A ideia por trás da bienal,
porém, não é apenas estética, mas também política. O evento —que começou em 27 de setembro e
se estende até 7 de outubro—
usa manifestações como o muralismo e o grafite para se opor a um projeto
turístico da Prefeitura de Bogotá que deve atravessar a região e desencadear
uma série de desapropriações.
A governo da capital
colombiana pretende construir ali um trecho que fará parte do Caminho das
Mariposas, um plano ambicioso para ligar, por uma série de vias para pedestres,
o extremo sul de Bogotá ao município de Chía, localizado ao norte da cidade.
O caminho que cortará o morro
em San Cristóbal tem três atrativos para o poder público: é perto do centro;
tem rica biodiversidade trazida pelo rio Fucha, que desce a montanha; e oferece
vistas paradisíacas da cidade.
‘Esta será possivelmente a
principal atração turística da Colômbia.
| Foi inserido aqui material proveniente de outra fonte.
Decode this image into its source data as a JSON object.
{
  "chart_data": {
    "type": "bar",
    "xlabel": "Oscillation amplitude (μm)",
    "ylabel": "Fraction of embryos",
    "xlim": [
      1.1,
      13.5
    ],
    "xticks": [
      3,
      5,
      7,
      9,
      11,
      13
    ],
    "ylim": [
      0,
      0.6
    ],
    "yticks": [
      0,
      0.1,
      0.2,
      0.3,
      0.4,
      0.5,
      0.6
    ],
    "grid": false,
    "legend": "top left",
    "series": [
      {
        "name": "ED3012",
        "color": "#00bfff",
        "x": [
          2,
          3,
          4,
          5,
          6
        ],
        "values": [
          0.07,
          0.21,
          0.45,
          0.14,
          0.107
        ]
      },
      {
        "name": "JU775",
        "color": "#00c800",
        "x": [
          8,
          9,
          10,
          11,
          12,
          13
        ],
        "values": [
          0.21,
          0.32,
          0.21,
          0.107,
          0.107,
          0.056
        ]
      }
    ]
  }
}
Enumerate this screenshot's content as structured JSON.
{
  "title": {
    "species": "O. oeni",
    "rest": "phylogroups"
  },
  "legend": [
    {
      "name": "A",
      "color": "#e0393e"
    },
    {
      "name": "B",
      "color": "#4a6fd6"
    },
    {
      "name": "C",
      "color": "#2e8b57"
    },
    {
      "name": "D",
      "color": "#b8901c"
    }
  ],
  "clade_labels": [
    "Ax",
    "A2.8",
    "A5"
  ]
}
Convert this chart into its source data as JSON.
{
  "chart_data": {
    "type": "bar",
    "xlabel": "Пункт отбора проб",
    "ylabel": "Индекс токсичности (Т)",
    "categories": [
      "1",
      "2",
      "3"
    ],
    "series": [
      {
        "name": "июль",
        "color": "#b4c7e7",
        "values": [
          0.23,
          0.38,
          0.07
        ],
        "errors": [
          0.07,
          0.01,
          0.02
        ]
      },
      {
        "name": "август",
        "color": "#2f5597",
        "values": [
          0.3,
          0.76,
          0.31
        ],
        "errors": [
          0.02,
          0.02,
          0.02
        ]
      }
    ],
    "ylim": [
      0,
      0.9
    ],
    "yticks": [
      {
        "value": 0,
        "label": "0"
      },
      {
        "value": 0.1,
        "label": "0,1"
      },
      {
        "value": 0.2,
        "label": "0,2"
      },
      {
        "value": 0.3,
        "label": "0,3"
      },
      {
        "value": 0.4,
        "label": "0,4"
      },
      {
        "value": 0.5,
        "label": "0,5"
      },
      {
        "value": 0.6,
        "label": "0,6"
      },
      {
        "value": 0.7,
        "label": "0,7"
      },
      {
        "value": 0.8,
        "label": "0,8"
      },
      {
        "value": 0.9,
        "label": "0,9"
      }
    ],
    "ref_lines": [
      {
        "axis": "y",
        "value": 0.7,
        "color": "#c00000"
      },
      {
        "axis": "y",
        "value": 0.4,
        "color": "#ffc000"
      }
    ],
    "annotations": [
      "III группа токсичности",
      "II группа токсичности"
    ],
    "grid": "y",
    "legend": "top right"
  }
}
Todos os cidadãos de Bogotá irão, os
turistas irão, eles apreciarão e aprenderão mais sobre a natureza’, disse o
prefeito Enrique Peñalosa ao apresentar um vídeo do projeto, em 2018.
Quando a construção for
levada a cabo, cerca de 1.400 pessoas que moram no topo do morro terão que ser
realocadas, deixando para trás casas construídas, nas palavras de David, ‘aos
domingos’, quando seus moradores não estão trabalhando, aproveitando o pouco
tempo —e dinheiro— que sobra.
O Alto Fucha é habitado desde
o final dos anos 1950 e remete a uma favela brasileira, com uma mistura de
casas de madeira e alvenaria interligadas por ruas de chão batido e uma
sequência de escadarias.
Os moradores da região sofrem
com um problema típico de locais pobres: escassez de transporte público. Há
poucos ônibus ligando o alto do morro ao centro da cidade, e motoristas de
aplicativo têm dificuldade para acessar o local.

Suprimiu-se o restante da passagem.